Fermez les yeux et pleurez en vous même.

Maintenant.

 

 

 

Nous goûter nous n’est pas nous goûter nous mais vous goûter vous. Aucune différence. Ni pénétration, ni interpénétration. Il n’y a là que la vie. Le savez-vous?

Combien d’humains de votre époque connaissent une telle chose ?

 

 

 

Vous connaissez vos limites : goûtez qu’elles ne sont pas.

Bien sur, votre mental reste accroché à ces frontières par lesquelles il se définit, et cela est bien ainsi. Déposez cela, il peut lui-meme se concevoir à l’intérieur de vous.

Il ne s’agit pas de vous étendre.

Il ne s’agit pas de vous dilater.

Il ne s’agit pas de reprendre une autre taille que d’ordinaire.

Il ne s’agit pas de dépasser vos limites ordinaires.

Il ne s’agit pas de changer ces limites pour d’autres plus vastes.

Goûtez vous, goûtez nous, goûtez Dieu, goûtez la vie.

Prenez maintenant quelques instants pour cela.

 

 

 

 

Il s’agit de vous embrasser, de vous reconnaître, mais les mots ne sont pas le bon chemin : prenez vous par la main de vos sensations, demandez-vous de vous reconnaître.

Partez de ce que vous croyez être nous, dans la sensation, ouvrez-vous à une sensation nouvelle, que vous concevriez comme la sensation de nous, comme notre apport énergétique.

 

Puis, si vous percevez, si vous sentez, si cette dilatation apparaît, surgit, sous-jacente, elle émane, « sourdre de l’intérieur », se nommer elle-même dans la sensation, prenez-en conscience, non pas comme quelque chose qui n’était pas là et advient, mais comme quelque chose qui était là, sous la surface de votre attention, et votre attention s’affine et vous percevez.

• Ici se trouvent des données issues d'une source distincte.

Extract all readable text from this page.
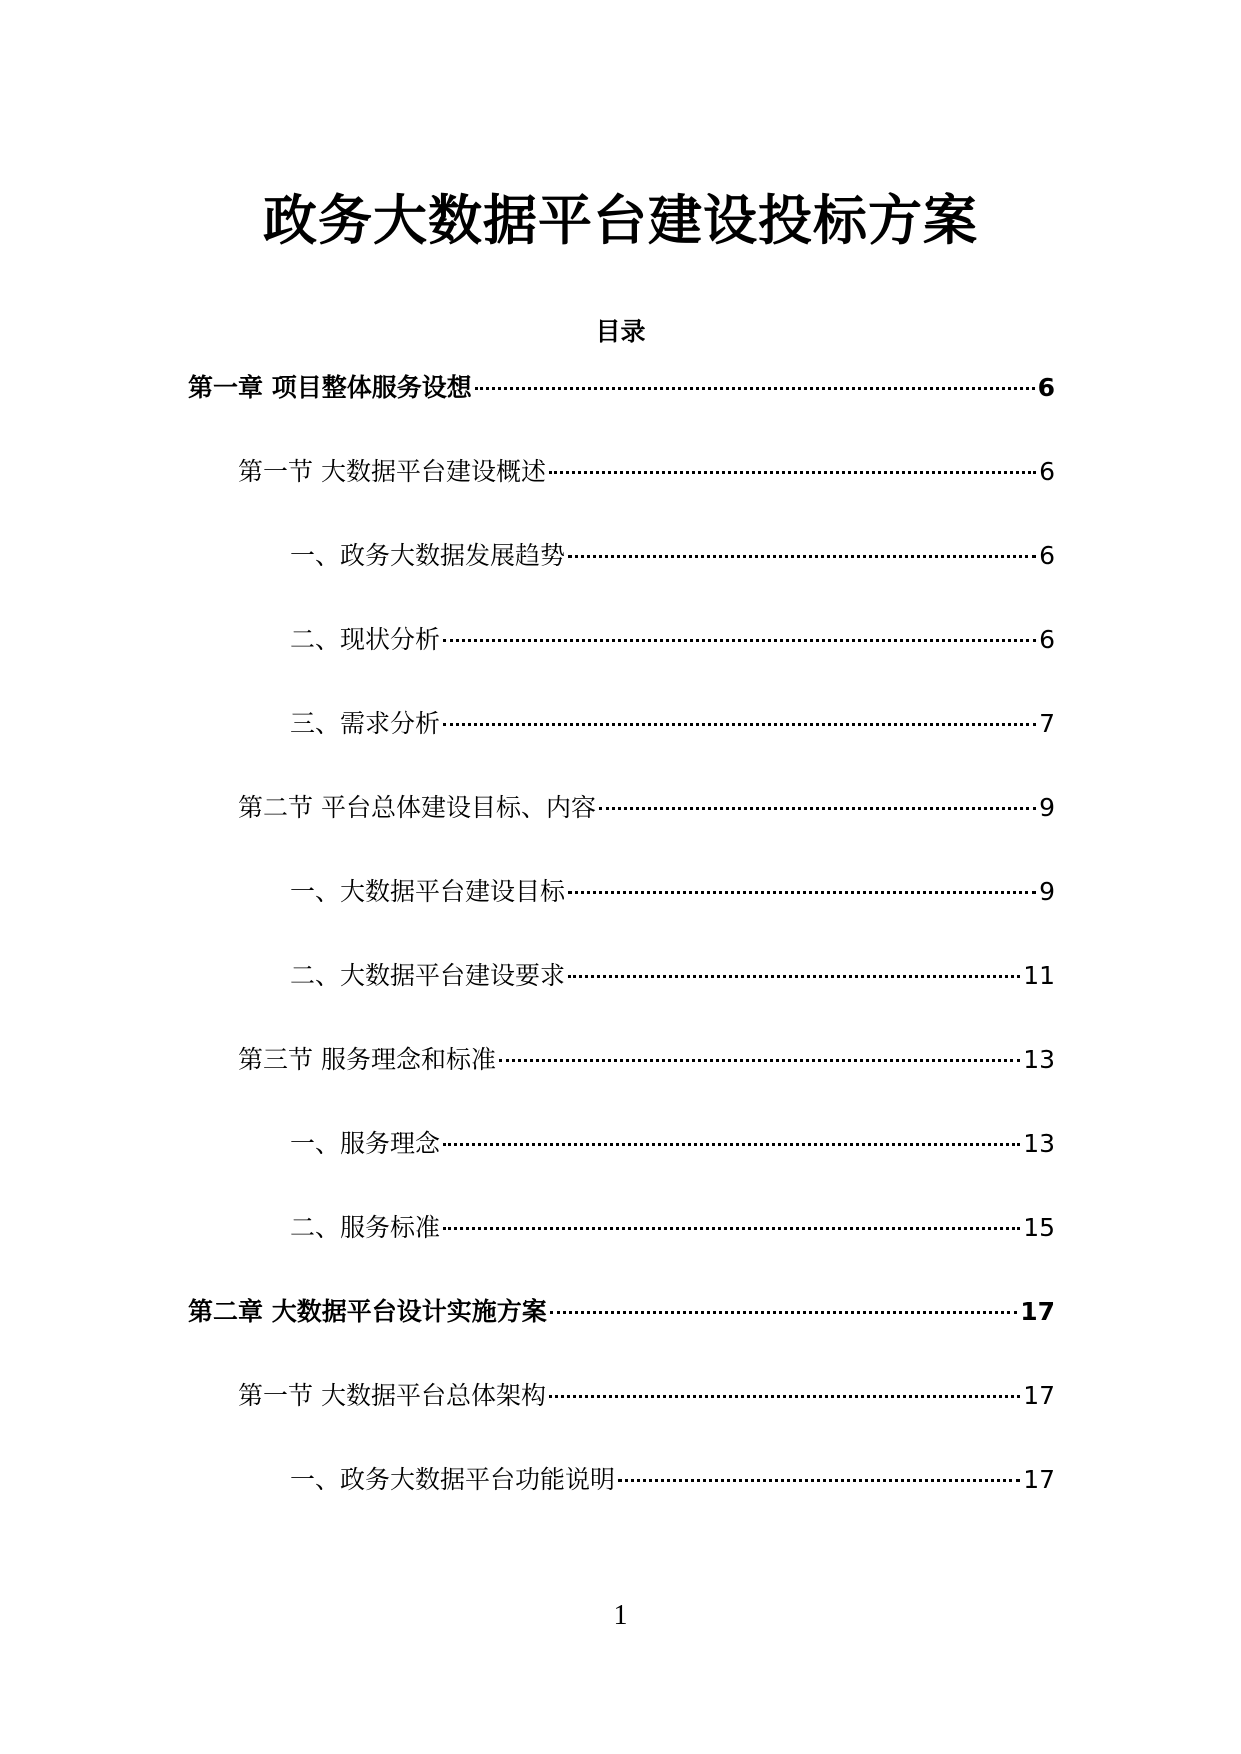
政务大数据平台建设投标方案
目录
第一章 项目整体服务设想	6
第一节 大数据平台建设概述	6
一、政务大数据发展趋势	6
二、现状分析	6
三、需求分析	7
第二节 平台总体建设目标、内容	9
一、大数据平台建设目标	9
二、大数据平台建设要求	11
第三节 服务理念和标准	13
一、服务理念	13
二、服务标准	15
第二章 大数据平台设计实施方案	17
第一节 大数据平台总体架构	17
一、政务大数据平台功能说明	17
1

Percevez cette énergie et nommez là tout d’abord comme un contact avec plus de vie, comme une rencontre avec nous. Goûtez notre énergie, lovez vous en dedans, blottissez vous d’une manière qui ne vous rétracte pas mais vous extend, jouissez cette présence.

Prenez quelques instants nous vous en prions, nous vous l’offrons, nous vous y invitons, nous sommes là à cet instant pour vous qui lisez n’en doutez pas, quelque soit la circonstance de lecture nous sommes là et si vous ne le percevez pas c’est que vous ne prenez pas le temps de percevoir, la décision de vous y ouvrir, car c’est là, nous sommes là, disponibles à l’instant de la lecture, de l’écouté, pour chaque, pour vous, oui, prenez c’est maintenant, cela ne requiert nulle circonstance particulière, ni qualité, compétence, niveau requis, là, maintenant, pour vous qui frisez face à ces mots, quittez-les pour la sensation elle est sous votre main, sous votre peau, à votre disposition dans l’instant, croyez-le, ne croyez aucun des arguments qui surgit en vous pour le nier, cela-ne-peut-pas  ne-pas-arriver-pour-vous  cela-est-vous.

 

 

 

Nous sommes là pour vous à cet instant car ce que nous amenons, apportons, proposons, contribuons n’est pas nous mais vous.

 

 

 

Ce dont vous dites « je n’y arrive pas » je ne ressens rien » cela ne marche pas avec moi » je n’en suis pas là » j’essayerai demain matin » il faut se concentrer » cela doit marcher uniquement à 5h du matin » cela n’est pas pour moi », cela dont vous parlez ainsi, cela n’est pas nous mais vous.

Et donc vos paroles sont vaines et ne peuvent rien contre.

 

 

 

Si vous ne percevez pas cette énergie-nous, si vous ne le sentez pas, alors maintenant nous nommons que cette énergie-nous était vous.

> L’avez-vous senti que nous vous laissons avec cette parole ? Vous venez de vous goûter vous, vous pouvez puiser de façons illimitée en cette source.

> L’avez-vous mal ou peu ou pas senti, nous vous disons : en ce moment, êtes-vous ? Est-ce une évidence pour vous que vous êtes, que vous existez ? Dilatez simplement cette sensation, portez-y plus d’attention, détendez vous dans ce simple accès et ne cherchez plus jamais rien d’autre.

 

 

 

Nous vous remercions, nous vous aimons comme nous-mêmes, non pas que nous soyons particulièrement purs ou dignes, ou éclairés, simplement, il ne peut en être autrement.

 

Prenez encore le temps, prenez le maintenant, nous vous tendons la main, la sentez-vous, faites-vous le geste, intérieurement de tendre la main et de prendre la nôtre ?

 

Puis, si vous osez vous ouvrir à cela, concevez que vous vous ceignez vous-même.

 

Et vivez-le, ce qui est vous détendre en cette sensation, accepter ce qui prend corps, les mots coulent, nous ne pouvons nous arrêter.